I hadn’t thought about Veronica, and for a second I let myself imagine what she’d say. It wasn’t good, and I pushed the thought away, fast.
“Go home, Evan.”
“You have to stop,” I said. “I can’t let this go on.”
Peter shook his head, smiled. “You don’t have a choice.”
THE weekend passed in a blur. Veronica spent it making last-minute arrangements for her trip to Vegas for Wendy’s bachelorette party, while I hung around the house, dazed, thinking about Peter and what I needed to do.
Eventually Veronica noticed, and when I came in from loading her suitcase into the car, she took my hand, pulled me close, and asked, “Are you OK?”
I kissed her and told her I was, but it wasn’t good enough. She wouldn’t let me go.
“Is it work?”
I shook my head. “It’s nothing, don’t worry about it.”
“It’s something. You’ve been so preoccupied the last few days. I’m worried about you.”

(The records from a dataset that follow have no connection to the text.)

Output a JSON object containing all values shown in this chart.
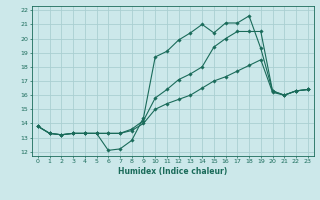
{
  "title": "",
  "xlabel": "Humidex (Indice chaleur)",
  "ylabel": "",
  "xlim": [
    -0.5,
    23.5
  ],
  "ylim": [
    11.7,
    22.3
  ],
  "xticks": [
    0,
    1,
    2,
    3,
    4,
    5,
    6,
    7,
    8,
    9,
    10,
    11,
    12,
    13,
    14,
    15,
    16,
    17,
    18,
    19,
    20,
    21,
    22,
    23
  ],
  "yticks": [
    12,
    13,
    14,
    15,
    16,
    17,
    18,
    19,
    20,
    21,
    22
  ],
  "bg_color": "#cce8ea",
  "line_color": "#1a6b5a",
  "grid_color": "#aacfd2",
  "line1_x": [
    0,
    1,
    2,
    3,
    4,
    5,
    6,
    7,
    8,
    9,
    10,
    11,
    12,
    13,
    14,
    15,
    16,
    17,
    18,
    19,
    20,
    21,
    22,
    23
  ],
  "line1_y": [
    13.8,
    13.3,
    13.2,
    13.3,
    13.3,
    13.3,
    12.1,
    12.2,
    12.8,
    14.4,
    18.7,
    19.1,
    19.9,
    20.4,
    21.0,
    20.4,
    21.1,
    21.1,
    21.6,
    19.3,
    16.3,
    16.0,
    16.3,
    16.4
  ],
  "line2_x": [
    0,
    1,
    2,
    3,
    4,
    5,
    6,
    7,
    8,
    9,
    10,
    11,
    12,
    13,
    14,
    15,
    16,
    17,
    18,
    19,
    20,
    21,
    22,
    23
  ],
  "line2_y": [
    13.8,
    13.3,
    13.2,
    13.3,
    13.3,
    13.3,
    13.3,
    13.3,
    13.5,
    14.0,
    15.0,
    15.4,
    15.7,
    16.0,
    16.5,
    17.0,
    17.3,
    17.7,
    18.1,
    18.5,
    16.2,
    16.0,
    16.3,
    16.4
  ],
  "line3_x": [
    0,
    1,
    2,
    3,
    4,
    5,
    6,
    7,
    8,
    9,
    10,
    11,
    12,
    13,
    14,
    15,
    16,
    17,
    18,
    19,
    20,
    21,
    22,
    23
  ],
  "line3_y": [
    13.8,
    13.3,
    13.2,
    13.3,
    13.3,
    13.3,
    13.3,
    13.3,
    13.6,
    14.2,
    15.8,
    16.4,
    17.1,
    17.5,
    18.0,
    19.4,
    20.0,
    20.5,
    20.5,
    20.5,
    16.3,
    16.0,
    16.3,
    16.4
  ]
}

I told her again that I was fine, and for a while, she seemed to accept it. I finished packing the car, and then we both climbed in and I drove her to the airport.
Halfway there, Veronica turned to me and said, “It’s Peter, isn’t it?”
“What’s Peter?”
“The reason you’re so distracted,” she said. “It’s this fight you’re in with Peter.”
“It’s nothing, I promise.”
“You can talk to me,” she said. “You can tell me anything.”